Before long, says Jack James, a long-serving Select volunteer and the father of a former player, "David was the person you could trust to make sure your son became a man and got a college scholarship." Salinas would lecture his players—often publicly, often furiously—about the importance of being on time, treating women with respect and "playing like a thug, but living like a gentleman."
Generosity was Salinas's most talked-about quality. Canvass former players and coaches for Salinas stories, and the phrase you're most likely to hear is, "I don't know if this was legal, but ..." followed by a story of an act of compassion, invariably to a family who lived in a rough neighborhood like Houston's Fifth Ward. Salinas not only bought groceries for players; he also bought families refrigerators. He not only hired tutors for struggling kids; he also hired their lawyers during legal scrapes. He not only paid for eventual Auburn guard DeWayne Reed to go to night school in order to get NCAA-qualified; he also paid one of Select's volunteer coaches, who was in need of a job, to drive Reed to and from his classes. During AAU tournaments in Southern California, Salinas would give his kids $20 each and set them loose on the Santa Monica Pier. He bought some players their school clothes. Says former Gonzaga guard Demetri Goodson, who transferred to Baylor to play football this fall, "I looked up to David ever since I've known him."

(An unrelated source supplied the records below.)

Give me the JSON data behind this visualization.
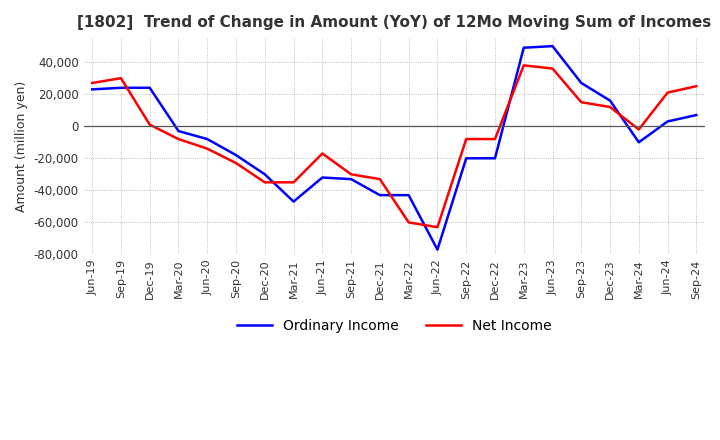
{
  "title": "[1802]  Trend of Change in Amount (YoY) of 12Mo Moving Sum of Incomes",
  "ylabel": "Amount (million yen)",
  "ylim": [
    -80000,
    55000
  ],
  "yticks": [
    -80000,
    -60000,
    -40000,
    -20000,
    0,
    20000,
    40000
  ],
  "x_labels": [
    "Jun-19",
    "Sep-19",
    "Dec-19",
    "Mar-20",
    "Jun-20",
    "Sep-20",
    "Dec-20",
    "Mar-21",
    "Jun-21",
    "Sep-21",
    "Dec-21",
    "Mar-22",
    "Jun-22",
    "Sep-22",
    "Dec-22",
    "Mar-23",
    "Jun-23",
    "Sep-23",
    "Dec-23",
    "Mar-24",
    "Jun-24",
    "Sep-24"
  ],
  "ordinary_income": [
    23000,
    24000,
    24000,
    -3000,
    -8000,
    -18000,
    -30000,
    -47000,
    -32000,
    -33000,
    -43000,
    -43000,
    -77000,
    -20000,
    -20000,
    49000,
    50000,
    27000,
    16000,
    -10000,
    3000,
    7000
  ],
  "net_income": [
    27000,
    30000,
    1000,
    -8000,
    -14000,
    -23000,
    -35000,
    -35000,
    -17000,
    -30000,
    -33000,
    -60000,
    -63000,
    -8000,
    -8000,
    38000,
    36000,
    15000,
    12000,
    -2000,
    21000,
    25000
  ],
  "ordinary_color": "#0000ff",
  "net_color": "#ff0000",
  "line_width": 1.8,
  "background_color": "#ffffff",
  "grid_color": "#aaaaaa",
  "title_color": "#333333",
  "legend_labels": [
    "Ordinary Income",
    "Net Income"
  ]
}
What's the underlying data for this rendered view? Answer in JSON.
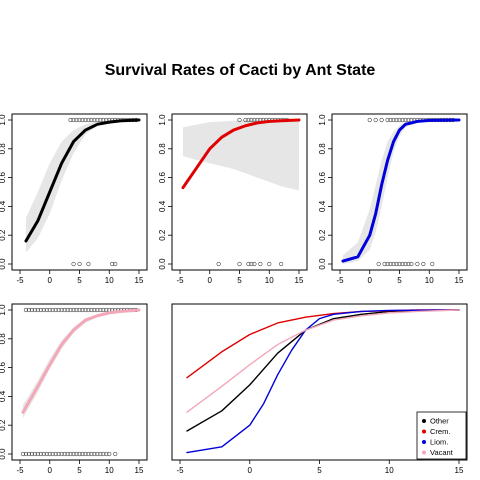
{
  "title": "Survival Rates of Cacti by Ant State",
  "colors": {
    "Other": "#000000",
    "Crem.": "#e00000",
    "Liom.": "#0000dd",
    "Vacant": "#f4a7b9",
    "band": "#e6e6e6",
    "points": "#444444"
  },
  "chart_data": [
    {
      "type": "line",
      "series_name": "Other",
      "x": [
        -4,
        -2,
        0,
        2,
        4,
        6,
        8,
        10,
        12,
        15
      ],
      "y": [
        0.16,
        0.3,
        0.5,
        0.7,
        0.85,
        0.93,
        0.97,
        0.985,
        0.995,
        1.0
      ],
      "band_lower": [
        0.08,
        0.18,
        0.35,
        0.58,
        0.77,
        0.9,
        0.96,
        0.98,
        0.99,
        1.0
      ],
      "band_upper": [
        0.32,
        0.5,
        0.7,
        0.85,
        0.93,
        0.97,
        0.99,
        0.995,
        1.0,
        1.0
      ],
      "points_top_x": [
        3.5,
        4,
        4.5,
        5,
        5.5,
        6,
        6.5,
        7,
        7.5,
        8,
        8.5,
        9,
        9.5,
        10,
        10.5,
        11,
        11.5,
        12,
        12.5,
        13,
        13.5,
        14,
        14.5
      ],
      "points_bottom_x": [
        4,
        5,
        6.5,
        10.5,
        11
      ],
      "xticks": [
        -5,
        0,
        5,
        10,
        15
      ],
      "yticks": [
        0.0,
        0.2,
        0.4,
        0.6,
        0.8,
        1.0
      ],
      "xlim": [
        -5,
        15
      ],
      "ylim": [
        0,
        1
      ]
    },
    {
      "type": "line",
      "series_name": "Crem.",
      "x": [
        -4.5,
        -2,
        0,
        2,
        4,
        6,
        8,
        10,
        12,
        15
      ],
      "y": [
        0.53,
        0.68,
        0.8,
        0.88,
        0.93,
        0.96,
        0.98,
        0.99,
        0.995,
        1.0
      ],
      "band_lower": [
        0.75,
        0.72,
        0.7,
        0.68,
        0.66,
        0.63,
        0.6,
        0.57,
        0.54,
        0.51
      ],
      "band_upper": [
        0.95,
        0.97,
        0.985,
        0.99,
        0.995,
        1.0,
        1.0,
        1.0,
        1.0,
        1.0
      ],
      "points_top_x": [
        5,
        6,
        6.5,
        7,
        7.5,
        8,
        8.5,
        9,
        9.5,
        10,
        10.5,
        11,
        11.5,
        12,
        12.5,
        13
      ],
      "points_bottom_x": [
        1.5,
        5,
        6.5,
        7,
        7.5,
        8.5,
        10,
        12
      ],
      "xticks": [
        -5,
        0,
        5,
        10,
        15
      ],
      "yticks": [
        0.0,
        0.2,
        0.4,
        0.6,
        0.8,
        1.0
      ],
      "xlim": [
        -5,
        15
      ],
      "ylim": [
        0,
        1
      ]
    },
    {
      "type": "line",
      "series_name": "Liom.",
      "x": [
        -4.5,
        -2,
        0,
        1,
        2,
        3,
        4,
        5,
        6,
        8,
        10,
        15
      ],
      "y": [
        0.02,
        0.05,
        0.2,
        0.35,
        0.55,
        0.72,
        0.85,
        0.93,
        0.97,
        0.99,
        0.997,
        1.0
      ],
      "band_lower": [
        0.0,
        0.02,
        0.1,
        0.22,
        0.4,
        0.6,
        0.78,
        0.89,
        0.95,
        0.98,
        0.995,
        1.0
      ],
      "band_upper": [
        0.06,
        0.15,
        0.38,
        0.55,
        0.72,
        0.85,
        0.92,
        0.96,
        0.985,
        0.995,
        1.0,
        1.0
      ],
      "points_top_x": [
        0,
        1,
        2,
        3,
        3.5,
        4,
        4.5,
        5,
        5.5,
        6,
        6.5,
        7,
        7.5,
        8,
        8.5,
        9,
        9.5,
        10,
        10.5,
        11,
        11.5,
        12,
        12.5,
        13,
        13.5,
        14
      ],
      "points_bottom_x": [
        1.5,
        2.5,
        3,
        3.5,
        4,
        4.5,
        5,
        5.5,
        6,
        6.5,
        7,
        8,
        9,
        10.5
      ],
      "xticks": [
        -5,
        0,
        5,
        10,
        15
      ],
      "yticks": [
        0.0,
        0.2,
        0.4,
        0.6,
        0.8,
        1.0
      ],
      "xlim": [
        -5,
        15
      ],
      "ylim": [
        0,
        1
      ]
    },
    {
      "type": "line",
      "series_name": "Vacant",
      "x": [
        -4.5,
        -2,
        0,
        2,
        4,
        6,
        8,
        10,
        12,
        15
      ],
      "y": [
        0.29,
        0.47,
        0.62,
        0.76,
        0.86,
        0.93,
        0.96,
        0.98,
        0.99,
        1.0
      ],
      "band_lower": [
        0.25,
        0.43,
        0.59,
        0.73,
        0.84,
        0.91,
        0.95,
        0.975,
        0.985,
        0.995
      ],
      "band_upper": [
        0.34,
        0.51,
        0.66,
        0.79,
        0.88,
        0.94,
        0.97,
        0.985,
        0.995,
        1.0
      ],
      "points_top_x": [
        -4,
        -3.5,
        -3,
        -2.5,
        -2,
        -1.5,
        -1,
        -0.5,
        0,
        0.5,
        1,
        1.5,
        2,
        2.5,
        3,
        3.5,
        4,
        4.5,
        5,
        5.5,
        6,
        6.5,
        7,
        7.5,
        8,
        8.5,
        9,
        9.5,
        10,
        10.5,
        11,
        11.5,
        12,
        12.5,
        13,
        13.5,
        14,
        14.5
      ],
      "points_bottom_x": [
        -4.5,
        -4,
        -3.5,
        -3,
        -2.5,
        -2,
        -1.5,
        -1,
        -0.5,
        0,
        0.5,
        1,
        1.5,
        2,
        2.5,
        3,
        3.5,
        4,
        4.5,
        5,
        5.5,
        6,
        6.5,
        7,
        7.5,
        8,
        8.5,
        9,
        9.5,
        10,
        11
      ],
      "xticks": [
        -5,
        0,
        5,
        10,
        15
      ],
      "yticks": [
        0.0,
        0.2,
        0.4,
        0.6,
        0.8,
        1.0
      ],
      "xlim": [
        -5,
        15
      ],
      "ylim": [
        0,
        1
      ]
    },
    {
      "type": "line",
      "series": [
        {
          "name": "Other",
          "x": [
            -4.5,
            -2,
            0,
            2,
            4,
            6,
            8,
            10,
            12,
            15
          ],
          "y": [
            0.16,
            0.3,
            0.48,
            0.7,
            0.86,
            0.94,
            0.97,
            0.99,
            0.995,
            1.0
          ]
        },
        {
          "name": "Crem.",
          "x": [
            -4.5,
            -2,
            0,
            2,
            4,
            6,
            8,
            10,
            12,
            15
          ],
          "y": [
            0.53,
            0.71,
            0.83,
            0.91,
            0.95,
            0.975,
            0.99,
            0.995,
            1.0,
            1.0
          ]
        },
        {
          "name": "Liom.",
          "x": [
            -4.5,
            -2,
            0,
            1,
            2,
            3,
            4,
            5,
            6,
            8,
            10,
            15
          ],
          "y": [
            0.01,
            0.05,
            0.2,
            0.35,
            0.55,
            0.72,
            0.86,
            0.94,
            0.97,
            0.99,
            0.997,
            1.0
          ]
        },
        {
          "name": "Vacant",
          "x": [
            -4.5,
            -2,
            0,
            2,
            4,
            6,
            8,
            10,
            12,
            15
          ],
          "y": [
            0.29,
            0.47,
            0.62,
            0.76,
            0.86,
            0.93,
            0.96,
            0.98,
            0.99,
            1.0
          ]
        }
      ],
      "legend": [
        "Other",
        "Crem.",
        "Liom.",
        "Vacant"
      ],
      "legend_position": "bottom-right",
      "xticks": [
        -5,
        0,
        5,
        10,
        15
      ],
      "xlim": [
        -5,
        15
      ],
      "ylim": [
        0,
        1
      ]
    }
  ]
}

When the news of Salinas's suicide and the financial scandal broke, though, these cherished relationships sparked suspicion. No NCAA bylaw prohibits university representatives from investing in ostensibly legitimate securities. But at least 10 Select players since 1997 have committed to schools that were employing a current or eventual Salinas bondholder. In the murky world of college recruiting, it could be perceived as a conflict of interest for an AAU manager to be investing money for coaches who could sign his team's players.